In another case earlier this year, the DOL reached a $10 million settlement with two owners of a New York-based care-giving service called People Care. The owners and the company itself were charged with “failing to correct unrealistically optimistic projections of [the company’s] future earnings.” The projection (and thus the company’s valuation) failed to reflect the impact of the recent loss of a large customer.

Also, the DOL argued that the stock purchase agreement was invalid because it contained a provision indemnifying the owners against the cost of any litigation or investigations, such as this case. The result was the DOL was required to cover such expenses instead.

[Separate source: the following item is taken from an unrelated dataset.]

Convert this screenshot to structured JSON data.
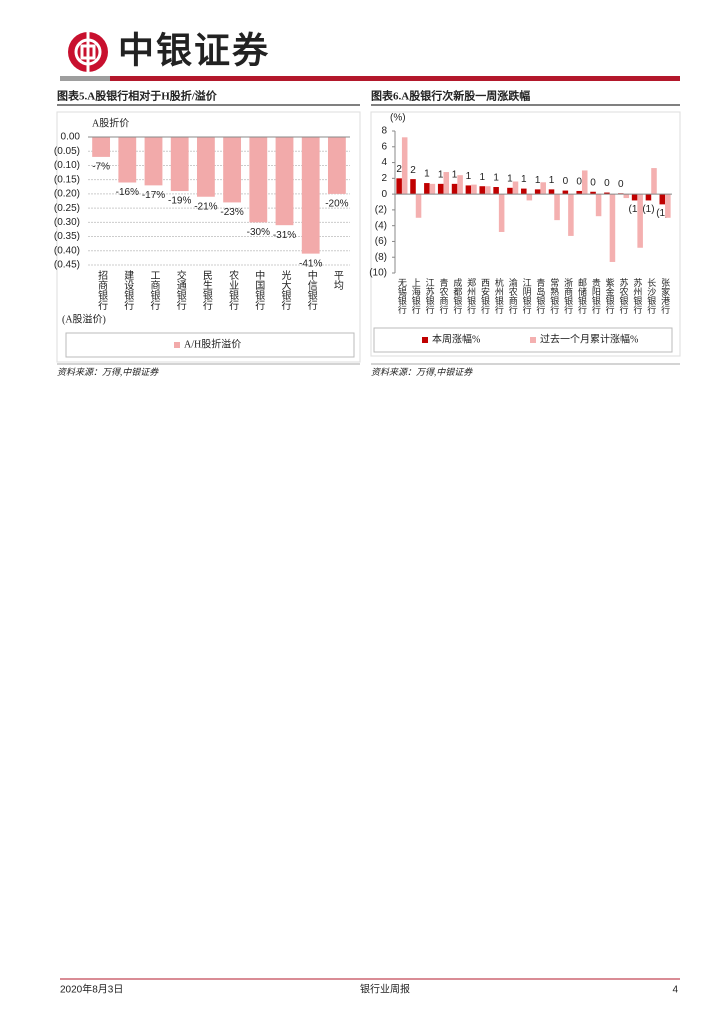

In yet another stock over-valuation case (Chesemore et al v. Alliance Holdings Inc.) the owners didn’t settle, and the U.S. District Court for the Western District of Wisconsin resolved the dispute. A key factor in this case was that the company’s valuation failed to take into account the financial impact of the debt the ESOP (that is, the new owner of the company) incurred to buy out its owners. The impact of the debt was to cut the value of the stock by about 75 percent.

Supreme Court Verdict

Finally, the U.S. Supreme Court issued a unanimous ruling on June 25 in Bancorp et al v. Dudenhoeffer et al in which it shot down a prevailing legal standard called the “Moench Presumption.” That doctrine in effect gave ESOP fiduciaries the benefit of the doubt in litigation arising from a drop in the value of the employer stock.

Lower courts sympathized with ESOP trustees who were trapped between two requirements: To carry out the ESOP’s basic purpose through purchasing and holding employer stock, and looking out for the best interests of ESOP plan participants.

“ESOP fiduciaries are not entitled to any special presumption of prudence. Rather, they are subject to the same duty of prudence that applies to ERISA fiduciaries in general,” the court held. The ruling is most pertinent to publicly held companies, however, whose ESOP fiduciaries can view market-based stock valuation any time securities markets are open.

The bottom line for small employers: ESOPs can still be a successful employee compensation, motivation and owner transition strategy all rolled into one. But ESOPs are not an easy means to get an above-market price for your company.